A Note to Guitarists: I regularly get emails from guitarists, and I see posts on the various forums, saying it would be nice if I would write more of my reviews with a focus on guitar, instead of just bass. There are three reasons for my choices and bias:
1) Between the player and the instrument, bass typically has a much wider dynamic range than a guitar signal, as well as the extended low frequency range. So with bass it is much harder to get good/useful results from any compressor. In fact with guitar, it is positively easy--the cheapest MXR pedal will perform like a champ in most guitar roles. Sure, a golden-ears tone hound may reasonably want the best Ross clone money can buy, but that's good enough for most, they will stop hunting at that point. A bass player still has to contend with whether the threshold is appropriate for their instrument, whether they are getting adequate peak limiting without squashing their signal too much, whether the low end is getting rolled off, whether they can smoothly transition from fingerstyle to slap, and so on. Also, guitarists are accustomed to hearing the noise floor get boosted every time they step on a high-gain distortion, flanger, spring reverb, etc., so the noise from a compressor may be no big deal; while the average bassist just expects one consistent low noise level from their rig. So again a guitarist may decide they're happy with a compressor long before a bassist has found something even adequate to their purpose.

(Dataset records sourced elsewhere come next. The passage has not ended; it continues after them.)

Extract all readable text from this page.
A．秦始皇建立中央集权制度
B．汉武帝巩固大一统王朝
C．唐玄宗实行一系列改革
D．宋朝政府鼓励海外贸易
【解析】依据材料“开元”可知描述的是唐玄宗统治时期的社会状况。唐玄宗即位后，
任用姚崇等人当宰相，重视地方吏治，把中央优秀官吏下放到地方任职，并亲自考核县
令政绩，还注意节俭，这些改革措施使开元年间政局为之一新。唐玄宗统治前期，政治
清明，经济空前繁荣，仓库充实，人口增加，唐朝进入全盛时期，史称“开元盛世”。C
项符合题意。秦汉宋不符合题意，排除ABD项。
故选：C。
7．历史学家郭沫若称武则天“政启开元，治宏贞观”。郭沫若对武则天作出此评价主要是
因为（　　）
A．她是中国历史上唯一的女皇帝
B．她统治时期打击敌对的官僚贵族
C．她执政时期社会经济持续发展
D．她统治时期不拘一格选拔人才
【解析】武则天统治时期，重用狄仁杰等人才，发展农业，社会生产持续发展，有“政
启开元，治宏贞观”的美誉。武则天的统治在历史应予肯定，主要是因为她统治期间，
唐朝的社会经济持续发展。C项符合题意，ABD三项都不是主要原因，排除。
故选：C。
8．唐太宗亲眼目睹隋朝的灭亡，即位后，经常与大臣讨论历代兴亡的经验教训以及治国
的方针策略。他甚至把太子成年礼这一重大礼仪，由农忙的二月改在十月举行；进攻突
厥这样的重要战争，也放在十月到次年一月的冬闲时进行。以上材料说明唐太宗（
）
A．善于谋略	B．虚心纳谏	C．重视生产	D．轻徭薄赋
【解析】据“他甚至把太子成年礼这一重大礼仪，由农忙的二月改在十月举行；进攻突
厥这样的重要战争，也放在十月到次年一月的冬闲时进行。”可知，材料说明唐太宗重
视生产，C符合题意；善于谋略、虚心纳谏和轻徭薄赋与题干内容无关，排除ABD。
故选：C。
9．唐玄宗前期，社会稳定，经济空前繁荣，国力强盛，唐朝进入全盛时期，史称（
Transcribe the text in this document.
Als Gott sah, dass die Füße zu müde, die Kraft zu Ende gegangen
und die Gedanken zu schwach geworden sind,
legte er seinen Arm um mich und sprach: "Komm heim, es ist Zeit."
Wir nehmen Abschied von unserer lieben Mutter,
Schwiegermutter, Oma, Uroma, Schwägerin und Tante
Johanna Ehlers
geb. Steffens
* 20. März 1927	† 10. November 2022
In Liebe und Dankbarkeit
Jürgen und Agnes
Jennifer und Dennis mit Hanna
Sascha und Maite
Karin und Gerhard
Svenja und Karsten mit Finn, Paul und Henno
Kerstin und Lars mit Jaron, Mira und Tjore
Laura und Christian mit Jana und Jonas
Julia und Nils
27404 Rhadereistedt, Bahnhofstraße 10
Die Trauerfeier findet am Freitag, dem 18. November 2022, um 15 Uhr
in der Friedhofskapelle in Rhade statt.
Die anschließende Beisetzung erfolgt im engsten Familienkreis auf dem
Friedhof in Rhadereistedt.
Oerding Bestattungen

2) The original reason I started my reviewing was because there were already a lot of internet resources talking about guitar compressors, but hardly anything out there for bass. I can see why it would be nice for my site to be a comprehensive one-stop-shop, but with a little bit of Google and forum searching, any guitarist can find all the compressor opinions they'd ever want.
3) I always make sure to spend a good amount of time playing the high notes on the bass, strumming chords, using a pick, and listening very carefully to the upper-harmonic content and noise. I also use a Bass VI tuned E-E. So in a way, I am playing guitar and including that perspective in my reviews. Sure, a guitar has higher notes, but I can both hear and measure (RTA) any high-frequency rolloff or emphasis.
So, I mean no offense to my higher-pitched brethren, but honestly my focus and bias will stay pretty much the same. I may soon include spectrum analysis graphs on my review pages, to clear up any questions about frequency response. Eventually (maybe in a few years) I do plan to expand my site to include software compressors, studio-oriented units such as API 500 series modules, and commentary about mixdown, vocalists, and other recording/PA compression topics--and that may include material of special interest to guitarists.